Hey im still a PHP novice and I have set up a basic members area. I just want to know how secure my script is. From what I have read $_SESSIONS is secure but im wonderin how secure. After I check there username and password against the database i register a session.

session_register("loggedin");
$_SESSION['loggedin'] = "true";

Then on the pages I want only the members to be able to view I start them off with the if statement


if(!$_SESSION['loggedin']){
header("Location: redirect.php?action=not-logged-in");
}


Is this a secure way of doing things? Or can $_SESSIONS be faked like $_POST, $_GET, and $_COOKIE. Thanks for any help.

They can't be faked, but they can be hijacked. Basically, SESSIONs are variables stored on the server, and a single Cookie is stored on the user's computer with the ID of their SESSION. PHP brings up their SESSION variables using the ID in that Cookie.

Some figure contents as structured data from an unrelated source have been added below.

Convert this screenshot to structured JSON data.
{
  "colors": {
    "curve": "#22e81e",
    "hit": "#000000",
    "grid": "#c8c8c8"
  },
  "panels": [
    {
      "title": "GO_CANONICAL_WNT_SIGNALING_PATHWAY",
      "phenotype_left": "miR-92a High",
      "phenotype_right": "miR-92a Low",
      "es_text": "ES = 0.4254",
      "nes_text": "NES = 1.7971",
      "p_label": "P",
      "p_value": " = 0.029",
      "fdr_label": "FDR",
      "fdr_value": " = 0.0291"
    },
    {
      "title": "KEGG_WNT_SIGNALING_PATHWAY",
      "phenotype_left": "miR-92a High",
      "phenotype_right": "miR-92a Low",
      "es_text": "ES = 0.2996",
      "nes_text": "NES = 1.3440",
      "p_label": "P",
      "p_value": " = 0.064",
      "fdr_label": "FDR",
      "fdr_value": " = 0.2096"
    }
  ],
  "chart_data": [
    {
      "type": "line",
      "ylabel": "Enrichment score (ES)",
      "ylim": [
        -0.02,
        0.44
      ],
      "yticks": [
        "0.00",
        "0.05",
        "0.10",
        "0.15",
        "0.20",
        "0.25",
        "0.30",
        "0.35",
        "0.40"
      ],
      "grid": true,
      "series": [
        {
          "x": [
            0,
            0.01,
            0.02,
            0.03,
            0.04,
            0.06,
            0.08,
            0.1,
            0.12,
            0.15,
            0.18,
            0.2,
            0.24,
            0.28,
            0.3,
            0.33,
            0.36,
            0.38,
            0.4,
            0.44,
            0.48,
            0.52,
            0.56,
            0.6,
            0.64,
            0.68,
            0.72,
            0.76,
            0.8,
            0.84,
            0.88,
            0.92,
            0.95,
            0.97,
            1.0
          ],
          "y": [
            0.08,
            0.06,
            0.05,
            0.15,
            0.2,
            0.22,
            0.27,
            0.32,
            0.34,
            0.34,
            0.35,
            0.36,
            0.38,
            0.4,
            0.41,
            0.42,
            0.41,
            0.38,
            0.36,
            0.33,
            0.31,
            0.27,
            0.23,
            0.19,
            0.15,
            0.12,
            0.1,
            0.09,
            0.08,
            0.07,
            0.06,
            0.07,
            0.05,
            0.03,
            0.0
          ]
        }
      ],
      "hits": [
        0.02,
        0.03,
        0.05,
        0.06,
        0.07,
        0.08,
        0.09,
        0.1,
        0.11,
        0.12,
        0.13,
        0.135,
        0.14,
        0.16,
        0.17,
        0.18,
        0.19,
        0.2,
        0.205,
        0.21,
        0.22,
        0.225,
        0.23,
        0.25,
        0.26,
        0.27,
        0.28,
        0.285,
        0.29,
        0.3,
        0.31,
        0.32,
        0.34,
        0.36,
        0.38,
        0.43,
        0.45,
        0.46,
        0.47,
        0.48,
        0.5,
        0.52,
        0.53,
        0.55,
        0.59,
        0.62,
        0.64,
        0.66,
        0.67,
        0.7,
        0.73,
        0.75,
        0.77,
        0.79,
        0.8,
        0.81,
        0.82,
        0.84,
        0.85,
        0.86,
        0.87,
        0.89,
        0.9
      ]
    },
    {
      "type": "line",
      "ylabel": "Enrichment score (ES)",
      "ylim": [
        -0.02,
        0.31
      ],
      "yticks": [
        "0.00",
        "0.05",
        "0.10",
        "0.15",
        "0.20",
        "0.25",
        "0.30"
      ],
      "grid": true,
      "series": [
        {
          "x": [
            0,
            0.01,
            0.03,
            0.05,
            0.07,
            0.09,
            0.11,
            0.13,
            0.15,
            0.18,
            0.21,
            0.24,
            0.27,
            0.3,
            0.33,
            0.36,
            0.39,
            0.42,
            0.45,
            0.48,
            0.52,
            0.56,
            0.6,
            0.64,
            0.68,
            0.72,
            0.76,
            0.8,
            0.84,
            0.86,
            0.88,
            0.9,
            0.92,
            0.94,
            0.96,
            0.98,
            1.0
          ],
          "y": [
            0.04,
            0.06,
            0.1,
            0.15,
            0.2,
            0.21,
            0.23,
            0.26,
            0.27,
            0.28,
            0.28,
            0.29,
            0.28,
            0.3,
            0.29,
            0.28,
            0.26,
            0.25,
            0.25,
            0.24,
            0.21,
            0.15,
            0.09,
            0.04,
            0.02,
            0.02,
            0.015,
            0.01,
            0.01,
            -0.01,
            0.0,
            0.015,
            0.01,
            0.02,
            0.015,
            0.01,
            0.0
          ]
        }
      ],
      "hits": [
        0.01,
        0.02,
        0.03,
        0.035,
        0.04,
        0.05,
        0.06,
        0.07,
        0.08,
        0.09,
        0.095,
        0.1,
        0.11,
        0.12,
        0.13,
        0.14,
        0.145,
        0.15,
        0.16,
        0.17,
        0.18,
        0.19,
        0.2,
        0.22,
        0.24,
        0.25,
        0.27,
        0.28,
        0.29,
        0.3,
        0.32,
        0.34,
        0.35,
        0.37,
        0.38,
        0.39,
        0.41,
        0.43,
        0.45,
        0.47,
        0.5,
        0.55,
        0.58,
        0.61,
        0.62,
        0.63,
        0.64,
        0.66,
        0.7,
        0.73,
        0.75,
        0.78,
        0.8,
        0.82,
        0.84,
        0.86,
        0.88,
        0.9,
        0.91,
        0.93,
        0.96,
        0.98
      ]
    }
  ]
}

If the user knew the ID of someone else's SESSION then yes, they could modify the cookie and replace the existing ID with the other person's. However, it wouldn't be easy to obtain this ID since they'd have to pretty much just ask the person for it.

In short... what you're doing is perfectly safe.

Awesome thanks for the input

From what I have read $_SESSIONS is secure but im wonderin how secure.If you are on a shared server anything you store in the session can be read by every other user of that server.